Tifenn Marin, Courrier international, 14 avril
A Guayaquil, ville la plus touchée par le virus en Équateur, la misère est dévastatrice dans les bidonvilles de Nigeria. Les personnes y vivent dans des logements de fortune, insalubres, et entassés en nombre. Certains quartiers n’ont même pas d’accès à l’eau potable, pour ses habitants il est impossible de se confiner ni de respecter les « gestes barrières ». La population y vit dans une situation de précarité extrême, elle a perdu le peu de ressources auxquelles elle avait accès à cause de la crise, 60% de la population travaillant dans le secteur informel ; elle se retrouve sans emploi et donc sans aucun moyen de subsister. Cette population est menacée par le gouvernement, dont le vice-président Otto Sonnenholzer déclarait en ciblant les vendeurs ambulants : « S’ils ne coopèrent pas, nous devrons décider de qui vivra ou mourra ».
De plus, quand l’horreur de la pandémie qui, de par la saturation des systèmes de santé et funéraire, laisse les corps morts du Covid-19 joncher les rues et maisons des quartier populaires, la question de la faim prédomine sur l’inquiétude face au virus pour ceux qui n’ont pas possibilité de se confiner. Dans l’article de Courrier International, des habitants du bidonville de Nigeria à Guayaquil témoignent : « Marcial Vernaza, 61 ans, sort furieux sur le pas de sa porte : « Ouvrez le frigo, il n’y a que de la glace. Je n’ai rien » ». Certains ont reçu des « paniers repas » donnés par des entreprises privées « « Du thon, des pâtes, ça ne suffit pas. Il n’y a même pas un peu de viande ou de fromage. La nourriture fraîche n’arrive pas jusqu’ici. C’est dur », ajoute M. Angulo ».
Le gouvernement montre toute son hypocrisie en distribuant des paniers repas ridicules aux habitants des quartiers populaires ou en laissant cette initiative à des entreprises privées, et parallèlement, en continuant à réprimer sa population en incapacité de respecter le confinement. Dans l’article du Courrier international, un homme témoigne de la violence policière : « « Les policiers sont intervenus à coups de matraque, poursuivant les gens, cognant, entrant dans les maisons. Mais comment peut-on dire à un pauvre de rester chez lui quand il n’a pas de quoi manger ? », s’émeut Carlos Valencia, 35 ans ». Les habitants sont réprimés par la police alors même qu’ils essaient de trouver de quoi survivre en continuant à travailler ou en cherchant de quoi se nourrir.

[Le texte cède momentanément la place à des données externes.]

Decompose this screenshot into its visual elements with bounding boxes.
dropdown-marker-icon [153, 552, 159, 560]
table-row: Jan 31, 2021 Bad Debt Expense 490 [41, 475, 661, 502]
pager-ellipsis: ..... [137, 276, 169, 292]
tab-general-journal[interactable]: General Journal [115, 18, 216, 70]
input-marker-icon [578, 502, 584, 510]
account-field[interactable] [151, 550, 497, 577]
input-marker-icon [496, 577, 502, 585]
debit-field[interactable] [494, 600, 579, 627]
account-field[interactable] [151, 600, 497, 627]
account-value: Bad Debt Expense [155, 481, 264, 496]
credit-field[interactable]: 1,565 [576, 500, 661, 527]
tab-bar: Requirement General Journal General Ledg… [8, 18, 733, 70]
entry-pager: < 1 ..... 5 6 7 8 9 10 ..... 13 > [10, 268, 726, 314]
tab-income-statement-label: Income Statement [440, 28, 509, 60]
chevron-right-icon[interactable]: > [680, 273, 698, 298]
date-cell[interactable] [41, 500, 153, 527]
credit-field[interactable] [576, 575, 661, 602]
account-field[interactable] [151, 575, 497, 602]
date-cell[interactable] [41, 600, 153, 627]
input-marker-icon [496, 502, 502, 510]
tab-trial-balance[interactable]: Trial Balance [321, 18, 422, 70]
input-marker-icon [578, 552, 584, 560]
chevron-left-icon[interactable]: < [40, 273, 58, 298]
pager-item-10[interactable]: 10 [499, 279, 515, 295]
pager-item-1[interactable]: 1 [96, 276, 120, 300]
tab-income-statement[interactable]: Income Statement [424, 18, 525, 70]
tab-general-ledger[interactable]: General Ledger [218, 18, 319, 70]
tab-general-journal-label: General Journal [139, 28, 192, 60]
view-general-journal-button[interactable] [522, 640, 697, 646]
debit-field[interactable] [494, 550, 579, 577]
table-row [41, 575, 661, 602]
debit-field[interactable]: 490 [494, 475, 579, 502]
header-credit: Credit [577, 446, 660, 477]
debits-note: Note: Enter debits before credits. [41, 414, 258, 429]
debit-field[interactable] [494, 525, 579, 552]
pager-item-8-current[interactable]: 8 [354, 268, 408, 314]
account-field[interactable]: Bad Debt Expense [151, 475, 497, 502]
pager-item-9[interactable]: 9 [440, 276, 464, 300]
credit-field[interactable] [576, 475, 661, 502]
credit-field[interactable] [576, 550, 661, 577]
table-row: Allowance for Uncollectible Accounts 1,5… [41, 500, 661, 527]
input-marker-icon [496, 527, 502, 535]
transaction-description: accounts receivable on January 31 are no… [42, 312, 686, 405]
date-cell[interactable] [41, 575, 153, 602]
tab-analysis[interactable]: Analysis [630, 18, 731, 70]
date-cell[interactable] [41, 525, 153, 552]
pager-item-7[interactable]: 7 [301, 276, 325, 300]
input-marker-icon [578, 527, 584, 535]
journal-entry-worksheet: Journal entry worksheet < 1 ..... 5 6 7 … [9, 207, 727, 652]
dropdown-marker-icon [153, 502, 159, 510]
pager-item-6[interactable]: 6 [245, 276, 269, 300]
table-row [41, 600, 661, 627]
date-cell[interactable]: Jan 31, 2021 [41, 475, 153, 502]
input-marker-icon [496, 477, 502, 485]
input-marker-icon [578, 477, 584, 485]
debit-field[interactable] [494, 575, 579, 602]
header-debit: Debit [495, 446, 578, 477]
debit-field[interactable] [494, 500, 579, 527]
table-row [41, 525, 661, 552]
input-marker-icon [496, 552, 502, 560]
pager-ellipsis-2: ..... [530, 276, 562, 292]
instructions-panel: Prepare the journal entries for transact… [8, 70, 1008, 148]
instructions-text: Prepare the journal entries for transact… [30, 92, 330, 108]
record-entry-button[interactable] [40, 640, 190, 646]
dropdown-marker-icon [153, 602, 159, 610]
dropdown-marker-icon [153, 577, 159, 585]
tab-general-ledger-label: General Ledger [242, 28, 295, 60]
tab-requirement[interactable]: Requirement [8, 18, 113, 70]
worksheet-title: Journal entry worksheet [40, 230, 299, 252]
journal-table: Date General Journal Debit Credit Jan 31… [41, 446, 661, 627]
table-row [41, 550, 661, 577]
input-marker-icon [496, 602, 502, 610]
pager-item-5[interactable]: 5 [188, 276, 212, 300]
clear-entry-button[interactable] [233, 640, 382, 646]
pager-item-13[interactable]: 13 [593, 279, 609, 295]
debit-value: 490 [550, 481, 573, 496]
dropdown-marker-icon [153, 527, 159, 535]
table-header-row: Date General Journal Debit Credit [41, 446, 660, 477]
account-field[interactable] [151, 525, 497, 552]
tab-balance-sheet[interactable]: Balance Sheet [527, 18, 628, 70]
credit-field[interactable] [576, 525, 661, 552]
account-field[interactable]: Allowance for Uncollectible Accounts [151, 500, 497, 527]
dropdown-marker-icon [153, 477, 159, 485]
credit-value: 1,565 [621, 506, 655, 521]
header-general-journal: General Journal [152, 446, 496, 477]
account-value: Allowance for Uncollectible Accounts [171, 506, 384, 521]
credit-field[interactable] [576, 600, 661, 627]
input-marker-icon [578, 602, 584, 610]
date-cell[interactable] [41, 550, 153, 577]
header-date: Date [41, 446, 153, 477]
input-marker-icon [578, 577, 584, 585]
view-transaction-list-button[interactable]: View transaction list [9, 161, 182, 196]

Le gouvernement a même instauré un couvre-feu à 14h, comme solution face à une crise sanitaire d’ampleur alors qu’une grande partie de la population vit dans des conditions désastreuses, qu’elle ne peut pas se confiner, qu’aucune mesure sérieuse n’est mise en place pour assurer les besoins vitaux des habitants et qu’aucun test n’est effectué. A cela s’ajoute, en Équateur comme dans beaucoup d’autres pays en Amérique Latine et ailleurs, la mise à mal du service public par des années de politiques austéritaires et d’économies faites sur le système de santé.
En plus des politiques de démantèlement du service public, le pays est également confronté aux politiques impérialistes qui ponctionnent son économie, lorsque le FMI a imposé un plan d’austérité en échange d’un prêt de 4,2 milliards de dollars pour mettre fin à la récession. En pleine crise sanitaire, le gouvernement équatorien a remboursé une partie de sa dette au FMI. Le mois prochain il devra livrer 1200 millions, une nouvelle fois l’argent n’ira pas dans la santé, lorsque son budget est réduit au strict minimum.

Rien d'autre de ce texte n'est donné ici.